To avoid any controversy, we defined anatomic malplacement as the inability to see the vocal cords. Using this definition could determine the sensitivity, specificity, and overall accuracy of each test (Table 2and Table 5). The most specific test to detect malplacement was the ability to generate airway pressure of 20 cm water (71%), whereas the ability to ventilate manually had the highest overall accuracy (94%). When grade 2 placements (i.e., the epiglottis was not supported by the LMA) were compared with 3 and 4 placements combined (i.e., epiglottis supported by the LMA) to determine if clinical tests could show whether the device was supporting the epiglottis, the outcome of only two clinical tests correlated with the fiberoptic grade. These tests were the ability to generate airway pressure of 20 cm water and the ability to ventilate manually, suggesting that only these two tests are likely to detect that the epiglottis is supported by the LMA. Therefore we consider the ability to generate 20 cm water pressure and the ability to ventilate manually to be the best clinical tests of correct anatomic placement of the LMA.

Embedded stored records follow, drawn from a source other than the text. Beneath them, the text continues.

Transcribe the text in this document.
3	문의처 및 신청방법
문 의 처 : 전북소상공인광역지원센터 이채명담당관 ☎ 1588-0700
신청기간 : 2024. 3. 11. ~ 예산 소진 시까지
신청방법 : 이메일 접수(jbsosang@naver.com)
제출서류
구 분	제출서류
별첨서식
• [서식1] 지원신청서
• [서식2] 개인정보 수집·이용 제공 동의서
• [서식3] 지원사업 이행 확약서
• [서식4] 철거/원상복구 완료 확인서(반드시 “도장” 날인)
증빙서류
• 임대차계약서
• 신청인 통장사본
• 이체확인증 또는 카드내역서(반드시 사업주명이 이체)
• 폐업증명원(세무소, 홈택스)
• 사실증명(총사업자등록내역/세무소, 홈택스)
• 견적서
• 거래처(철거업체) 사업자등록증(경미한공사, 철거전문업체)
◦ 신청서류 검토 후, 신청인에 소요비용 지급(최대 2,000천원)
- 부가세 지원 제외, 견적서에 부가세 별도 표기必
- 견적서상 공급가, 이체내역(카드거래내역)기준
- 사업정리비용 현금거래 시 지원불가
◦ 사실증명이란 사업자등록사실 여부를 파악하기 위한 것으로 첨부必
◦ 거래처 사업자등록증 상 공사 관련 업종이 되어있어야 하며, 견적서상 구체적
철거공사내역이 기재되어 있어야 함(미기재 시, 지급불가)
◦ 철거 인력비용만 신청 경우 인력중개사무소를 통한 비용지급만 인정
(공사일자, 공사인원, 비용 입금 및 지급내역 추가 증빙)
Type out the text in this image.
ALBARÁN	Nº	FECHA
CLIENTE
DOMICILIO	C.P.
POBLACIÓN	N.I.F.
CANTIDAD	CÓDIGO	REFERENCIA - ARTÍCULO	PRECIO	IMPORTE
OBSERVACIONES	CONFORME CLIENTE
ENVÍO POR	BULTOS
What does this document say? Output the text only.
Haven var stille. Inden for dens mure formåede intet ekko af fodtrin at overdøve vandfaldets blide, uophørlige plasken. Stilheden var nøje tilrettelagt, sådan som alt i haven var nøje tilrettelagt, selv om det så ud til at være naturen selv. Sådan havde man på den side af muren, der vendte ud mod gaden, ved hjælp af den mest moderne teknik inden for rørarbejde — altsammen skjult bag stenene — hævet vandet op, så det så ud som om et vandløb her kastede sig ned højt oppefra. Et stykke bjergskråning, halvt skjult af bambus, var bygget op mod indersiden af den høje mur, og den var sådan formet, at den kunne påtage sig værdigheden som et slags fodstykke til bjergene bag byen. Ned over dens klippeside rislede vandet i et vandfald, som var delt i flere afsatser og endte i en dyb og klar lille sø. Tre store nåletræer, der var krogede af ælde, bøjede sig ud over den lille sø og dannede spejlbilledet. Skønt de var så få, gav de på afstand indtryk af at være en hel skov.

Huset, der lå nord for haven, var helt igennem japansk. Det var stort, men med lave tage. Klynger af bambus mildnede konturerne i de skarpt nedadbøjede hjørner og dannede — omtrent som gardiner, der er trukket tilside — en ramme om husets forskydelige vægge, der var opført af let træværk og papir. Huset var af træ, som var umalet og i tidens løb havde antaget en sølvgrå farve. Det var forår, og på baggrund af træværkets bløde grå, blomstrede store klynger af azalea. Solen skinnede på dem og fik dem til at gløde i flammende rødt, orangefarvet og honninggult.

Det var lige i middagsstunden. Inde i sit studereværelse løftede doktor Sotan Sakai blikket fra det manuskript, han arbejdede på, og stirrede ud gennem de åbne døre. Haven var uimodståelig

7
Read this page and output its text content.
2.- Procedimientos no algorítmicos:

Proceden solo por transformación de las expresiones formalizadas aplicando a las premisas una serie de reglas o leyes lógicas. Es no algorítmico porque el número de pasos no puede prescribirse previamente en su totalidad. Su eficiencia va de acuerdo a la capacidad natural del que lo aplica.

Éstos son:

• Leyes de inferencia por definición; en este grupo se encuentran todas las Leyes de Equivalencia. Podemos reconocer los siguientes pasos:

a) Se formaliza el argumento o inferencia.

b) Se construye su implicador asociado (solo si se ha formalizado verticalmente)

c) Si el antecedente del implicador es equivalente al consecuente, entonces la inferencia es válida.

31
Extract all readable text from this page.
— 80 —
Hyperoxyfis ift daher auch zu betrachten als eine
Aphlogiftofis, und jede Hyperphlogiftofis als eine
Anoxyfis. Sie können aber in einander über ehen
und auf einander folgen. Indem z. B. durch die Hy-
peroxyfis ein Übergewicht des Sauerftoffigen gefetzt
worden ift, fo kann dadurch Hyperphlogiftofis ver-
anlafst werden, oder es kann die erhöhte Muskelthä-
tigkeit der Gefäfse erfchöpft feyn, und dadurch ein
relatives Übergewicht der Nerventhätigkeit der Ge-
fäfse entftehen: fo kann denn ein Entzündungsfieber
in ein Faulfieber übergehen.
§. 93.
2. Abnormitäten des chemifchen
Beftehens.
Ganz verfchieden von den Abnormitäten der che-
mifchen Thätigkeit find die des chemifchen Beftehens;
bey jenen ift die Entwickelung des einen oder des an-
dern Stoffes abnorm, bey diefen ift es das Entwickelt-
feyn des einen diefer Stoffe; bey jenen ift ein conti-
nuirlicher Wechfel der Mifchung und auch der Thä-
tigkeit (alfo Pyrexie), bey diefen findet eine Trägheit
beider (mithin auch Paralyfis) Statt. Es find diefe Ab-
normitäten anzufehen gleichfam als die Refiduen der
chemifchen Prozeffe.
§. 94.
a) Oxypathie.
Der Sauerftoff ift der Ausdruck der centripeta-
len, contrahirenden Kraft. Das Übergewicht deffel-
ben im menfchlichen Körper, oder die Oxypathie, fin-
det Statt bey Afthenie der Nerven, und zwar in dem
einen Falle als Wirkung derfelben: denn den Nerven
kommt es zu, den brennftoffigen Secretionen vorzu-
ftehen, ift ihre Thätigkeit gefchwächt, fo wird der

This question arises: should a fiberoptic bronchoscope be used routinely to confirm correct placement of the LMA? The strong statistical correlation in our study between the outcome of some clinical tests with the fiberoptic grade suggests that fiberoptic evaluation is unnecessary for routine use of the LMA. However, in four of the 14 grade 1 placements, the tests failed to demonstrate malplacement, suggesting that the tests evaluated are not sufficiently reliable to permit blind airway manipulation. The success rate with blind placement of an endotracheal tube through a blindly placed LMA ranges from 30% to 90%. [29,30]Even when a battery of clinical tests suggests satisfactory placement of the device, our results do not recommend blind placements through the LMA.
We conclude that clinical tests of LMA placement, particularly the ability to generate an airway pressure of 20 cm water and the ability to ventilate manually, correlate with the correct anatomic placement of the device as judged by fiberoptic examination.
The authors thank Steven Marshall, B.S., and Joyce Ouchi for help in preparing the manuscript. This article is dedicated in memory of Michael R. Phillips, M.D.